Peleó como si se tratara de la última pelea de su vida. Usó más de la fuerza que tenía, todo el conocimiento que poseía y un deseo de vencer que antes no conocía. El deseo de derrotar a su maestro y hacerle pagar por sus palabras era más fuerte que todo el dolor o cansancio que podía comenzar a sentir su cuerpo. Consiguió - para su sorpresa posterior - mantener un duelo constante, sin caer, sin ser presa de la burla de la que siempre era objeto por fallar, todo eso por un tiempo que le pareció eterno.

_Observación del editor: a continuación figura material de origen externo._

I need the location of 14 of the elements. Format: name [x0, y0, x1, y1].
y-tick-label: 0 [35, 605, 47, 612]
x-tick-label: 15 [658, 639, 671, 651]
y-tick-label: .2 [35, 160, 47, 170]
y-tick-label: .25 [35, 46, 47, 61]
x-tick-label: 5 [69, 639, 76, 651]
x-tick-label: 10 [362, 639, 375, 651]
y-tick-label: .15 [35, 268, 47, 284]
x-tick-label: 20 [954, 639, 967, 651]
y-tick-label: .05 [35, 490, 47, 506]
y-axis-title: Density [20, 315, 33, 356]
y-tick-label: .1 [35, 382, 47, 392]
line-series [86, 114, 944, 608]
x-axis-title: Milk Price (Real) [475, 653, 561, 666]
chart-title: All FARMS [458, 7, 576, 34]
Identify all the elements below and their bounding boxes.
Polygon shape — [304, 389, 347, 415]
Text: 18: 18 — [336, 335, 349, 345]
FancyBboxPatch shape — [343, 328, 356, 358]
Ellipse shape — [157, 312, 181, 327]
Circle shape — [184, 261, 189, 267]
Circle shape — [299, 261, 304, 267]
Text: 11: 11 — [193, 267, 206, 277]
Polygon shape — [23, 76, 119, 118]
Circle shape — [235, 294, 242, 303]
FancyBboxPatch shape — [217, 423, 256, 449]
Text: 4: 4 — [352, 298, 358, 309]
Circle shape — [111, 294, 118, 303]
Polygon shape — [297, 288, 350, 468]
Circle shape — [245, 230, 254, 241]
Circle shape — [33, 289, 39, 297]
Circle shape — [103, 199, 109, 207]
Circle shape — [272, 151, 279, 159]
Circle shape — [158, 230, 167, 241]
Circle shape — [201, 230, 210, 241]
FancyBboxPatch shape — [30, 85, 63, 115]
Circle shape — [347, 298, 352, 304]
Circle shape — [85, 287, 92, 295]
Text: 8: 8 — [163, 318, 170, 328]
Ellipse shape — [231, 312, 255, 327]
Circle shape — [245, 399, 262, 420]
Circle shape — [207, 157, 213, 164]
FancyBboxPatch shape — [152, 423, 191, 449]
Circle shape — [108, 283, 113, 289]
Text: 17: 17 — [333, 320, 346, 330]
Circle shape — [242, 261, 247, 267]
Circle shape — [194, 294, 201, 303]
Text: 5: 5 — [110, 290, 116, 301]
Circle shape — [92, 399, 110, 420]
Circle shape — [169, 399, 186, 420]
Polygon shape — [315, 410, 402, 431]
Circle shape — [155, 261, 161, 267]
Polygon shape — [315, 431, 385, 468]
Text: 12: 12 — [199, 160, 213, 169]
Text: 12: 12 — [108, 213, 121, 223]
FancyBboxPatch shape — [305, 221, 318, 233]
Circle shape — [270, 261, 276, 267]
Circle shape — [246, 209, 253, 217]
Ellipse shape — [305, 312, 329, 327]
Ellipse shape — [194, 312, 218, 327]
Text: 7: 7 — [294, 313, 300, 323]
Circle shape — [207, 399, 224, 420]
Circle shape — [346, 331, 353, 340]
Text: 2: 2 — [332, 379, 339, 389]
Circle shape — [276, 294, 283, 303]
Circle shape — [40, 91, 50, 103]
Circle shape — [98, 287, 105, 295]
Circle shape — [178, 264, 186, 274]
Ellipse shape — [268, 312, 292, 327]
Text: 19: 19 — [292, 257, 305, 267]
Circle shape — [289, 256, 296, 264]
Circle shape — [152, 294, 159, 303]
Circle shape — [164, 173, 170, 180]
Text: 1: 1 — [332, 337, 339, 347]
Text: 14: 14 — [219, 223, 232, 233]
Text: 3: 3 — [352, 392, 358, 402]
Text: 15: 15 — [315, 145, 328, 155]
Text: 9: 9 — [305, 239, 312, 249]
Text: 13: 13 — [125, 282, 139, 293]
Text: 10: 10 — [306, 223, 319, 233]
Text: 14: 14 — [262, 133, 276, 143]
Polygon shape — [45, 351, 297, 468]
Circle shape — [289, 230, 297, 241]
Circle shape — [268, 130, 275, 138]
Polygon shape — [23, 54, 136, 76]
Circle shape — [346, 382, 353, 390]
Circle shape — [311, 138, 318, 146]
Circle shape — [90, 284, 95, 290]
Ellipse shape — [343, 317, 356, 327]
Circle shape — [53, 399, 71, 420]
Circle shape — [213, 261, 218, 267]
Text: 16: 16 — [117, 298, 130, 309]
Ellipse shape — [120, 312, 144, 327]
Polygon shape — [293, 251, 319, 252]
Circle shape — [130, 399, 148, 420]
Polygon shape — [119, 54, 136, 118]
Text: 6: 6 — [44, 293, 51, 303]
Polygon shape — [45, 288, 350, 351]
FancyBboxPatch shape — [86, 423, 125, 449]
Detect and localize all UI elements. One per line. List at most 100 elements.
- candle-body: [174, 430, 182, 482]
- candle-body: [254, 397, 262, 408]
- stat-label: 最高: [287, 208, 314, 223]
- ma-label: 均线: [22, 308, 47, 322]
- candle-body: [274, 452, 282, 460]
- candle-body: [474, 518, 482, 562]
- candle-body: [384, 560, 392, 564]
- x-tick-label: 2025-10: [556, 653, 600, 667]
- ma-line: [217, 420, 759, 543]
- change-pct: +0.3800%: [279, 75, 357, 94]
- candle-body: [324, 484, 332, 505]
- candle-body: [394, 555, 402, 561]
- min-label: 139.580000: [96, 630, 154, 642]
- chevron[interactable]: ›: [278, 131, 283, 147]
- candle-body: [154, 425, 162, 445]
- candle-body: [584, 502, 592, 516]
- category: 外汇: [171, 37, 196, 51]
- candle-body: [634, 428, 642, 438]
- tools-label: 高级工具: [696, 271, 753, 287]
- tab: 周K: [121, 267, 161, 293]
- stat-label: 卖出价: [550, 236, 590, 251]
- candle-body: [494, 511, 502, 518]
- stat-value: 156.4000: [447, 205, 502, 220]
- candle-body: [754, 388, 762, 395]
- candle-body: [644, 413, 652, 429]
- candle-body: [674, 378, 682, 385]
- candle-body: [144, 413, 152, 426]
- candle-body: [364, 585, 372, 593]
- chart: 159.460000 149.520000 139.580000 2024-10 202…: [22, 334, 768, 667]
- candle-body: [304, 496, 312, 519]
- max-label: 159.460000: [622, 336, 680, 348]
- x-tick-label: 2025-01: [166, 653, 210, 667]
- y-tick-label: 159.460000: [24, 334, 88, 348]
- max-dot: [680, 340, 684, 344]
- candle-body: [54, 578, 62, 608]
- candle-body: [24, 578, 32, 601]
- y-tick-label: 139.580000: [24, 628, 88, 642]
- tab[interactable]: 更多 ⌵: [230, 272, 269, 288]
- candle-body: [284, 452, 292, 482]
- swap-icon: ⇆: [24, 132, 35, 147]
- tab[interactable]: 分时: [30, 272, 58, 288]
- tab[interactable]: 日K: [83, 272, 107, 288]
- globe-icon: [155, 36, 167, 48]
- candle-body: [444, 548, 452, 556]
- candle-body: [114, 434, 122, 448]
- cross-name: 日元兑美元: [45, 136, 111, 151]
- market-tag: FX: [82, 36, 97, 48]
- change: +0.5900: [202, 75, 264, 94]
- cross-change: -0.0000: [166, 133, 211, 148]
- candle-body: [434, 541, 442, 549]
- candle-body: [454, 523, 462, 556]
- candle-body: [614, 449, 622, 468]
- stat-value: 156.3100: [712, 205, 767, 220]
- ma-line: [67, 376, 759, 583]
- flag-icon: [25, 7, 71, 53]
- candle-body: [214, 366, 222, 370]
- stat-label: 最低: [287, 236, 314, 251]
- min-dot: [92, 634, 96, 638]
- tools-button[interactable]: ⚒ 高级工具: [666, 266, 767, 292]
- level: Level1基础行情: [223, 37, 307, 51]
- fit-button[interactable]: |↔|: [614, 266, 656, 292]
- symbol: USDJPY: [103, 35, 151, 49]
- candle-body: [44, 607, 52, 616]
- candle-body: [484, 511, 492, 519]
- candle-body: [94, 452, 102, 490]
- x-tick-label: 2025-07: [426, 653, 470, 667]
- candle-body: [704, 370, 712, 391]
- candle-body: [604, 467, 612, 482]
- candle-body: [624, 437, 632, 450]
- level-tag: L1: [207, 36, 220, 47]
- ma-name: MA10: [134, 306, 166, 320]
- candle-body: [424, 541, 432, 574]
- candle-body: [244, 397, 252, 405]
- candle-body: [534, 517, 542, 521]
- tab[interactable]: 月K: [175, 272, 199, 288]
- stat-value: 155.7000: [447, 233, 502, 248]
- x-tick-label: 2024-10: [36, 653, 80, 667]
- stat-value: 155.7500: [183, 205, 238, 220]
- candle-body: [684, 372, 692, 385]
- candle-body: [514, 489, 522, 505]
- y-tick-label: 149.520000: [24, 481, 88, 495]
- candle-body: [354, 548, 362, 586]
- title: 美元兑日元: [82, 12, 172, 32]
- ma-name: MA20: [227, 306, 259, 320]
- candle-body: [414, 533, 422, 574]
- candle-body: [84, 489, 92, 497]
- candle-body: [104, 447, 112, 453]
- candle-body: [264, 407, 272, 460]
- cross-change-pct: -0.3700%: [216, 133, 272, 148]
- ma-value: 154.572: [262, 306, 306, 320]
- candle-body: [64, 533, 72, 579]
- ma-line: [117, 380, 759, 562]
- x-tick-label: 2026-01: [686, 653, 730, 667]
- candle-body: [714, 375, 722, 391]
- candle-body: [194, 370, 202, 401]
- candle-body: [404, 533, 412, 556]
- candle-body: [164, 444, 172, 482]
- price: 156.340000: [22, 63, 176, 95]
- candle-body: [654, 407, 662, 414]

Hasta que, como el esperado final de un libro de relatos sobre grandes hazañas, llegó el momento en que la astucia de su maestro quiso imponerse, sin embargo, no estaba dispuesta a llegar a ese punto, no esta vez.

Se armó de lo poco que le quedaba y aguantó aquella estocada con valor, y, entre conocimiento y disciplina adquirida, más una importante cuota de naturalidad, frenó su golpe quedando en un punto muerto a espadas cruzadas. No sabía que hacer después y sabía perdería el duelo, era la verdad, sin embargo sostenía la mirada de su maestro sin mediar palabra alguna y la fuerza que aplicaba le hacía temblar las manos que sostenían la espada. Luego vino lo impensable; palabras que una a una se grabaron a fuego en ella, tan claras y certeras, que a medida que las oía su mundo parecía hacerse más claro, volviendo de manera excepcional a ser el mundo de sus sueños o incluso mucho mejor.

Pero lo más sorprendente de todo fue ver a su maestro inclinarse. Quizás podría su pecho haberse hinchado de orgullo falso y darse cuenta que estaba hecha para grandes gestas. Si embargo, un peso leve en principio cayó sobre sus hombros y a medida que continuaban las palabras de enseñanza de su maestro, aquel peso se volvía más notorio para ella, al punto de ser algo que comprendía no podría deshacerse con facilidad. Con todo lo que él le había dicho no solo le había dado más valor y felicidad, sino también la carga de la responsabilidad. Un poco antes de retirarse, le habló de la muerte del segundo malhechor, pero poco le importaba ya.

Envainó la espada cuando su maestro dejó la habitación y se sentó en el suelo de la sala, para luego recostarse a respirar profundamente. No lo sabía hasta ese instante o al menos de la forma que creía saberlo, pero era la hija de un conde y pertenecía a una familia de las más antiguas de Valencia, por tanto, sus acciones ahora debían ceñirse a pensar antes de actuar. Y lo más importante de todo, como el botón de oro del cuál partiría nuevamente a mirar hacia adelante, era comprender que sí, había matado, pero lo había hecho para defender a un inocente. Y ese inocente era Ana de Bournes.